A pecadora aos pés de Jesus e o cumprimento da lei
Naquele tempo, um fariseu convidou Jesus para comer com ele. Jesus entrou em casa do fariseu e tomou lugar à mesa. Então, uma mulher – uma pecadora que vivia na cidade – ao saber que Ele estava à mesa em casa do fariseu, trouxe um vaso de alabastro com perfume; pôs-se atrás de Jesus e, chorando muito, banhava-lhe os pés com as lágrimas e enxugava-lhos com os cabelos, beijava-os e ungia-os com o perfume. Ao ver isto, o fariseu que tinha convidado Jesus pensou consigo: «Se este homem fosse profeta, saberia que a mulher que o toca é uma pecadora» (Do Evangelho do 11.º Domingo do Tempo Comum, Lucas 7,36 - 8,3)
Entro nesta narrativa que jorra lágrimas e perfume, que jorra vida, e experimento colocar-me na pele da pecadora, a olhar com os seus olhos. Faço-o porque é assim que faz Jesus. O seu olhar faz-se largo no intrincado das contradições morais da mulher para se fixar no gérmen intacto, no gérmen divino que está no coração daquela mulher. E para o despertar.
Que força poderosa deve ter sentido aquela mulher para decidir desafiar todos os bons hábitos, de pisar os rituais consolidados, só para dar ouvidos ao seu coração inquieto. E que convicção igualmente forte deve ter tido para saber, com todas as suas fibras, que aquele jovem rabi, de quem tinha ouvido falar gestos e palavras, não a iria desprezar, não a iria perseguir.
Vai direta e Ele, não lhe pede autorização, faz uma coisa inaudita, de tal forma é inconveniente: mãos, boca, lágrimas, cabelos, perfume sobre aqueles pés. Ela entendeu o coração de Jesus melhor que ninguém. Simão, não me deste um beijo, esta mulher, ao contrário, desde que entrou não parou de beijar-me. Do pouco ao muito amor: Jesus deseja ser amado, vai à procura de pessoas e ambientes prontos a dar-lhe afeto.
A narrativa revela toda a humanidade de Jesus, rosto alto de Deus e do homem. Jesus não só dá afeto como sabe também recebê-lo. Ama e deixa-se amar, e nesta atitude a sua humanidade e a sua divindade reconhecem-se, encontram-se.
Simão era um fariseu muito religioso e muito duro. Porque é que, às vezes, a religiosidade tira sensibilidade ao nosso coração? Talvez aconteça quando vivemos a fé como observância das regras e não como resposta ao amor de Deus.

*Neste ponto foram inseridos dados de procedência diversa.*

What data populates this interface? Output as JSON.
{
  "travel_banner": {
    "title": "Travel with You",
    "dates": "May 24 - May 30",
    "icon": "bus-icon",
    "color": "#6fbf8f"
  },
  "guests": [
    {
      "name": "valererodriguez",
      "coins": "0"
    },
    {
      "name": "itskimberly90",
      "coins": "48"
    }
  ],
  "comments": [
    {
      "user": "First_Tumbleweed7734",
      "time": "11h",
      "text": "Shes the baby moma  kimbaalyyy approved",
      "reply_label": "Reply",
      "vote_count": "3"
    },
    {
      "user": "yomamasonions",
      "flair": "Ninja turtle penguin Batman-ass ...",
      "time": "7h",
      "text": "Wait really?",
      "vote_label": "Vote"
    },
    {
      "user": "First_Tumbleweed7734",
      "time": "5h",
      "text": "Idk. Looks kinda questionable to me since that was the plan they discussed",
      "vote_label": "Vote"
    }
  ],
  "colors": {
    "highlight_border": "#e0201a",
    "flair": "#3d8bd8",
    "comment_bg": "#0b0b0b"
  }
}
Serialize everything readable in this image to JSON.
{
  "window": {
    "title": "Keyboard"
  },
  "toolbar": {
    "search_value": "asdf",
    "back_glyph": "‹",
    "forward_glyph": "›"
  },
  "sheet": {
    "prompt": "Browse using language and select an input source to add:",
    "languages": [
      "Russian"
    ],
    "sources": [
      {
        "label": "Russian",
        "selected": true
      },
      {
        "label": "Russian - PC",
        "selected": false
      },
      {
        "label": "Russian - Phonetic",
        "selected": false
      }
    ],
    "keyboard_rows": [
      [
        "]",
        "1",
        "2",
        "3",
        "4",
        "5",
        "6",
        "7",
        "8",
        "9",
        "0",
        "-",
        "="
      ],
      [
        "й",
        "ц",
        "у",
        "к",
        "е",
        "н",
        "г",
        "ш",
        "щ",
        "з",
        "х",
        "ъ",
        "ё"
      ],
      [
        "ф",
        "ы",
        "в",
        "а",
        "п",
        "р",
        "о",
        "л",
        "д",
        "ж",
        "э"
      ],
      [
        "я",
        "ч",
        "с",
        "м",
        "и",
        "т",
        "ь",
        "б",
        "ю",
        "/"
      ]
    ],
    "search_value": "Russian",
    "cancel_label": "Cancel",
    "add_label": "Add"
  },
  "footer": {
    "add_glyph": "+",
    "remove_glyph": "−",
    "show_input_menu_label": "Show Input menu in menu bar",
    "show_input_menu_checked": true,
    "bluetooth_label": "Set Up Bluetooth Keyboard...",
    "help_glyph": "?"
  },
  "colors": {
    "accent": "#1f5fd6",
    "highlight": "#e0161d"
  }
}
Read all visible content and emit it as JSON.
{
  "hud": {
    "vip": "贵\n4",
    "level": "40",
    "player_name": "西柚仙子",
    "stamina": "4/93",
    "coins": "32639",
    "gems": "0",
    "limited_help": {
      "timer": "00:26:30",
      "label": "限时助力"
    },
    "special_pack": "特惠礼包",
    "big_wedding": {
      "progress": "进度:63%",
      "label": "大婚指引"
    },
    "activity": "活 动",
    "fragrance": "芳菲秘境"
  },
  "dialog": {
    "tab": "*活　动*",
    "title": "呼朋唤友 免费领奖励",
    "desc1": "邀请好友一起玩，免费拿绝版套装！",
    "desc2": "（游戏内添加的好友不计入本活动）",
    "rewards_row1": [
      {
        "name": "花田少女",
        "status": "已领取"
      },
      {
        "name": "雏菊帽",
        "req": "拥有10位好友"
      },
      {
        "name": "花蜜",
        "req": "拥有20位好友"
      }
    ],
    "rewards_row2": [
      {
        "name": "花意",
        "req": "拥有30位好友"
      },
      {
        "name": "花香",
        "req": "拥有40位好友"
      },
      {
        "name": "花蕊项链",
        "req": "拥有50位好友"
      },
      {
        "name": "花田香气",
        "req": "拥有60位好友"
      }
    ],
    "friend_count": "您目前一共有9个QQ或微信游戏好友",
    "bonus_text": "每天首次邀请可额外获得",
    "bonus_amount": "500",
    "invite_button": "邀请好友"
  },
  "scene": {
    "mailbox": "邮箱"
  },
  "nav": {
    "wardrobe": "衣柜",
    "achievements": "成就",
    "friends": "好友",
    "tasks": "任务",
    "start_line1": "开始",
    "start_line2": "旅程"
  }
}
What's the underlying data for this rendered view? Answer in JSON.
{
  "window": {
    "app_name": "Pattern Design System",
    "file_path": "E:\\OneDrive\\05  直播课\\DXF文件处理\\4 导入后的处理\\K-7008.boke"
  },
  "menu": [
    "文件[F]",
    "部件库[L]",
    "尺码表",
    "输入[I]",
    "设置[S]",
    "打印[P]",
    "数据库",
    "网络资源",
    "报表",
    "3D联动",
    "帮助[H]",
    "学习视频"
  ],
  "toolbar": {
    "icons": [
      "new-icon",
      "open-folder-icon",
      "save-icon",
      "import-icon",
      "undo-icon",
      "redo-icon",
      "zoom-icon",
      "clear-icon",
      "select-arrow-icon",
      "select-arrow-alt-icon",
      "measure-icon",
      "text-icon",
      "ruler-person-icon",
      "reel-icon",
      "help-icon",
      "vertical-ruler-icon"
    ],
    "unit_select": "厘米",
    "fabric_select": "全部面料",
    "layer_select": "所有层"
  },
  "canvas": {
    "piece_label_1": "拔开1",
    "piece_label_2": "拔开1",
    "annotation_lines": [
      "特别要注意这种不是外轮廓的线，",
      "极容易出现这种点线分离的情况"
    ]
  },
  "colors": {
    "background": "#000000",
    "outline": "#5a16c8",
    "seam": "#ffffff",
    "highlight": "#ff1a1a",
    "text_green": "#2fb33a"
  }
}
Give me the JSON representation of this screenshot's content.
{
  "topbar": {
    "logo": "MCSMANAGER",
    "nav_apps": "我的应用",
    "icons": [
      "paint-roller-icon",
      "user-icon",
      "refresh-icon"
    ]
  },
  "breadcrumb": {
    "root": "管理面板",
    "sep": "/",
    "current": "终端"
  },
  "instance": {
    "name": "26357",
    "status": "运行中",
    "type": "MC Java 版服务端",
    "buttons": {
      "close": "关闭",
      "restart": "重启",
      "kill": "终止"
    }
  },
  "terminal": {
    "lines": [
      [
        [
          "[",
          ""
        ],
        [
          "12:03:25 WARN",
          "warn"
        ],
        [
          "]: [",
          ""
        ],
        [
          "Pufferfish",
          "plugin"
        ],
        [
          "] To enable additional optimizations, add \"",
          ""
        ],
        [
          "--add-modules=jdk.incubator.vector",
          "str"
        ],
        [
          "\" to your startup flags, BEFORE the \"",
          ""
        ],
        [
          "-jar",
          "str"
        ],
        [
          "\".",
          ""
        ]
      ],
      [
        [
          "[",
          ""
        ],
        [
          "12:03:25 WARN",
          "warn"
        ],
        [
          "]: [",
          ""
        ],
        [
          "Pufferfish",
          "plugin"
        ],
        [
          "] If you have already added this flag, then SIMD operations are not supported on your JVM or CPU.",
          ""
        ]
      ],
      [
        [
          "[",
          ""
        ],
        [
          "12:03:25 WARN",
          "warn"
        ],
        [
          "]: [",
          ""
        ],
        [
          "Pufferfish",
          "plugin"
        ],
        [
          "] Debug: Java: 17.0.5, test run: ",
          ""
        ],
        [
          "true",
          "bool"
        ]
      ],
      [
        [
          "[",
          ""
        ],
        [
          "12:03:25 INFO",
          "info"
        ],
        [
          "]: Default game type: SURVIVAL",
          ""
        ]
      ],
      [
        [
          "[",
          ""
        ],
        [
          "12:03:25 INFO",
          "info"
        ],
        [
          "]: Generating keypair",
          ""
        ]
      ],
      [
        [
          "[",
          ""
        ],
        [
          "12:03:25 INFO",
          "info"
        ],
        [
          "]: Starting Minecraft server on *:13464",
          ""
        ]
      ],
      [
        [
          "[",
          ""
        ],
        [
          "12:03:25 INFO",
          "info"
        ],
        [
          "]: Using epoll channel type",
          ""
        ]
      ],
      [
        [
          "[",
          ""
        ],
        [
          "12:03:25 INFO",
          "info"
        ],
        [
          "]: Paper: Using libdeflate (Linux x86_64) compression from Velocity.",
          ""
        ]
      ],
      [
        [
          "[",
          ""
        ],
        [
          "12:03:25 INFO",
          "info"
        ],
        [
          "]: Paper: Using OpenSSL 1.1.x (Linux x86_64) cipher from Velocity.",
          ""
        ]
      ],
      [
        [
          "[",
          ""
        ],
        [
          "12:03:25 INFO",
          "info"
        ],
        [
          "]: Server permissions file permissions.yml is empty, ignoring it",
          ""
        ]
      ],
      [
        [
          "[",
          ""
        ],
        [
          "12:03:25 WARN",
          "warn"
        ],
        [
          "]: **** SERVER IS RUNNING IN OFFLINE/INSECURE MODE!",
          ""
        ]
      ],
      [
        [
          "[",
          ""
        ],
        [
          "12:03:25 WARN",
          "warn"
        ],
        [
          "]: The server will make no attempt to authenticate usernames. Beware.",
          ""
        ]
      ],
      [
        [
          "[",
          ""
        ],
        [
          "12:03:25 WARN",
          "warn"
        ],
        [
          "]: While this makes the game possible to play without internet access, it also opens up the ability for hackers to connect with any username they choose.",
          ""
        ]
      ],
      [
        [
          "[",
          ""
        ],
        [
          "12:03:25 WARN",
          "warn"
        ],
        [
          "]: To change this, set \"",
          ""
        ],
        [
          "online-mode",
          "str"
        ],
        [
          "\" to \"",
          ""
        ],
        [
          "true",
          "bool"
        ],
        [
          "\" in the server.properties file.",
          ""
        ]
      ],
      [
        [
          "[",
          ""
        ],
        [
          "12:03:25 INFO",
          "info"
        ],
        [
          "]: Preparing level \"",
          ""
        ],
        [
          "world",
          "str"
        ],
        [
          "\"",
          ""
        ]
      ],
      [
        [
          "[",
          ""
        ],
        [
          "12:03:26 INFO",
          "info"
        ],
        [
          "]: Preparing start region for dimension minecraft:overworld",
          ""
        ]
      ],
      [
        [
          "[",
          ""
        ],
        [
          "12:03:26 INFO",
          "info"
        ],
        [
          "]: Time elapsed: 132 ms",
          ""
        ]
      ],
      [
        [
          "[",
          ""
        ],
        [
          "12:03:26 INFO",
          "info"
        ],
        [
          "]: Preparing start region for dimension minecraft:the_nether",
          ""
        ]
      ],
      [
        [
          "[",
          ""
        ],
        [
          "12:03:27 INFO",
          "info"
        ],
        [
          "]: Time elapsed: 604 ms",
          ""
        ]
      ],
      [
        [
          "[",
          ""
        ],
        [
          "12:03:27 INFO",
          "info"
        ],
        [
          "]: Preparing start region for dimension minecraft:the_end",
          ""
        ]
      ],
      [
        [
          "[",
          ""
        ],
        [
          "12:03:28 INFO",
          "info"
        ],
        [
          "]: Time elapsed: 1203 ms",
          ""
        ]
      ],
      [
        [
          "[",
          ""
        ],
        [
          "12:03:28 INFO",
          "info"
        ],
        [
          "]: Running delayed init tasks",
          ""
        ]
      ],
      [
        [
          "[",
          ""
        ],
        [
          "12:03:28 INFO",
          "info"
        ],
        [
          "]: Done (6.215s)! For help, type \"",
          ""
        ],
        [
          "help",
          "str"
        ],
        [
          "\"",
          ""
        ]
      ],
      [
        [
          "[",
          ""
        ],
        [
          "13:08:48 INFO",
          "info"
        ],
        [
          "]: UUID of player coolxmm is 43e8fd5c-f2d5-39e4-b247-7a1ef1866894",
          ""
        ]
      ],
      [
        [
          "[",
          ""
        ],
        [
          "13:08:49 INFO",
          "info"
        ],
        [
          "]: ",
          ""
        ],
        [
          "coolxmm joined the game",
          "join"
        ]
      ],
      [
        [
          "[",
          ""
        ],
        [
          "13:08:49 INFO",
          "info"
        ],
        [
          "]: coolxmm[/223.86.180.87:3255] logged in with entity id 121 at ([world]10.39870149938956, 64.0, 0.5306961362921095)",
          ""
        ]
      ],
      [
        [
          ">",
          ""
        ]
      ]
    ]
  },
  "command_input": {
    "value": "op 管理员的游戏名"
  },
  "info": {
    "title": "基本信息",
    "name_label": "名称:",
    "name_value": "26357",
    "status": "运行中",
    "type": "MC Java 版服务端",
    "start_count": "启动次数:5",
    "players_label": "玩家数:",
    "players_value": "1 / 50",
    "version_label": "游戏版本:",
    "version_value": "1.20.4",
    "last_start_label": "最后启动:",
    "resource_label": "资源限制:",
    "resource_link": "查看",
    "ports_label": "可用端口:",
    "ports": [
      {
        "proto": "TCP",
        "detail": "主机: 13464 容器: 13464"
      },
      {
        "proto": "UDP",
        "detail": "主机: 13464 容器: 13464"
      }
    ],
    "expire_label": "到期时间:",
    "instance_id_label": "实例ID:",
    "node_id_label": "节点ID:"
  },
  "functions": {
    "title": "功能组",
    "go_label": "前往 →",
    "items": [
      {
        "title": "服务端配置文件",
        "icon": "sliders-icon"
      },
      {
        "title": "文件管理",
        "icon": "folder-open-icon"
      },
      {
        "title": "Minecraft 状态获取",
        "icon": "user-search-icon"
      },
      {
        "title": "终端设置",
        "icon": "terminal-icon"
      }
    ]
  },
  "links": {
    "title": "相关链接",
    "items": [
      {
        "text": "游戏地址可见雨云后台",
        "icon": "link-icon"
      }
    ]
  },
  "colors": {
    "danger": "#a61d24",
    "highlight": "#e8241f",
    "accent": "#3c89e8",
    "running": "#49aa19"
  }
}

Muito lhe é perdoado porque muito amou. Jesus convida-nos novamente a convertermo-nos a um Deus diferente daquele que tememos e não amamos, a um Deus que coloca a pessoa primeiro do que a sua própria lei. Com efeito, a sua primeira lei, a sua primeira alegria é que o homem viva. Jesus convida-nos a mudar o paradigma da nossa fé: do paradigma do pecado ao do amor. Não é o pecado o eixo mais importante da nossa relação com Deus, mas o receber e restituir amor.
Nós pensamos a fé como um conjunto complicado de dogmas e deveres, com muitas leis e pouco perfume; Jesus, pelo contrário, vai direito ao coração: ama, fizeste tudo. O amor não comete pecados. O amor contém tudo, todos os dons e todos os deveres (M. Bellet). Não se erra a vida apostando à partida no amor.
Aquela mulher mostra que um só gesto de amor, ainda que mudo e sem eco, é mais útil para este nosso mundo da ação mais espetacular, da obra mais grandiosa. Esta é a verdadeira revolução trazida por Jesus, possível a todos, possível a mim, a cada dia.